Such as commonly used 06Cr19Ni10 (304) or 12Cr18Ni9 (commonly known as 18-8 steel) austenitic stainless steel. The phase transition does not occur during heating, and the mechanical properties cannot be enhanced by the heat treatment method. The strength is low, and the plasticity and toughness are high.
For austenitic stainless steels generally required to improve corrosion resistance and resistance to plasticity, eliminating cold work hardening fasteners, should be solution treatment; for the complex shape, not solution treatment fasteners, stress relief annealing; Stainless steel containing titanium or niobium can be subjected to stable annealing and sensitization treatment in order to obtain stable corrosion resistance.
The solution treatment is suitable for austenitic stainless steels of any composition and grade. The recommended heating temperature range is generally 950°C to 1050°C, and the process of rapid cooling after a certain period of time is maintained. It is important to choose the temperature of the stabilization annealing heating. The selection principle should be higher than the dissolution temperature of (FeCr)23C6, generally between 750 and 860°C.
The stress relief treatment mainly removes the stress generated during the machining process or removes the residual stress after processing. It can be heated to 1010 to 1120°C, and slowly cooled after being heated and insulated. The sensitization treatment system is usually heated to 650°C and kept in air for 5 to 6 hours. For some special occasions, to more strictly assess the material's resistance to intergranular corrosion, depending on factors such as the temperature of the future use of fasteners and the carbon content of the material, and whether or not it contains molybdenum and other factors, adopt different sensitization systems.

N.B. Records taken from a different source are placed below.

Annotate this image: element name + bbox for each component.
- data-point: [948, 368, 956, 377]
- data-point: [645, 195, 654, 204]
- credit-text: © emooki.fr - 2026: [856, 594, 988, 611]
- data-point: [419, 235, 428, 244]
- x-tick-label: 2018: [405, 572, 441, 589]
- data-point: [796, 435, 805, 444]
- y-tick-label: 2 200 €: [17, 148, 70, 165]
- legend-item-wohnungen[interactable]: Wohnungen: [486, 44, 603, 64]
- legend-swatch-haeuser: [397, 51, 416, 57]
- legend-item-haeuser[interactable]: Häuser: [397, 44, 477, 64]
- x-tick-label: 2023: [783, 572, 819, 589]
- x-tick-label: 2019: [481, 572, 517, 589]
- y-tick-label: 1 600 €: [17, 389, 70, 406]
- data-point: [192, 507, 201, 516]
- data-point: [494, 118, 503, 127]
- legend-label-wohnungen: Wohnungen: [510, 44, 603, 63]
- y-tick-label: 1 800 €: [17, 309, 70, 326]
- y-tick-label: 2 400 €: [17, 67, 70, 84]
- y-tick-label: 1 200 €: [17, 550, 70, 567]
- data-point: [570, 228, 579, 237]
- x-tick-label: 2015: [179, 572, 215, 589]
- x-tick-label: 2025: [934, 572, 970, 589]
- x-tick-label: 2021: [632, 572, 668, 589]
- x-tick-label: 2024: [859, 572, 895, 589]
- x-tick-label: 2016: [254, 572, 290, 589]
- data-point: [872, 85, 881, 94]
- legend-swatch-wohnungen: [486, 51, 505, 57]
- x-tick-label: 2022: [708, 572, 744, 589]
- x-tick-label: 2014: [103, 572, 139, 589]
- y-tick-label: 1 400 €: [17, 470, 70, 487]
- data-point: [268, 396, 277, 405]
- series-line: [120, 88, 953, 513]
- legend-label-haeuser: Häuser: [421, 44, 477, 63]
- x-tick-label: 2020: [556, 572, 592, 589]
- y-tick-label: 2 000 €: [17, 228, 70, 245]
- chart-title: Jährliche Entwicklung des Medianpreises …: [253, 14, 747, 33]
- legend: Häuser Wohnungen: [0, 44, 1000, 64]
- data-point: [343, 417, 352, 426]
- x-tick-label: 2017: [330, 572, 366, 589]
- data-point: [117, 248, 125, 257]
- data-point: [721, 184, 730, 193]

Austenite stainless steel can not be strengthened by heat treatment, but it can be strengthened by cold working deformation (cold hardening, deformation strengthening), so that the strength is increased and the plastic toughness is decreased.
Austenitic stainless steel bolts, nuts, and products have been subjected to greater machining stress after cold forging and cold extrusion. This stress causes increased stress corrosion sensitivity when used in a stress corrosion environment. , affect the stability of the size. To reduce stress, stress relief can be used. It is usually heated to 260-400°C, and air-cooled or slow-cooled after 2 to 6 hours of incubation.
The stress relief treatment not only reduces the stress of the fastener, but also improves the hardness, strength and fatigue limit without any major change in elongation after breaking.
Austenitic stainless steel can not be used to adjust the mechanical properties of heat treatment, but can be used to improve cold harden, used in the manufacture of stainless steel bolts, cold hardening effect is related to carbon content and deformation of steel, with the cold processing compression ratio increases , Cold hardening effect is enhanced.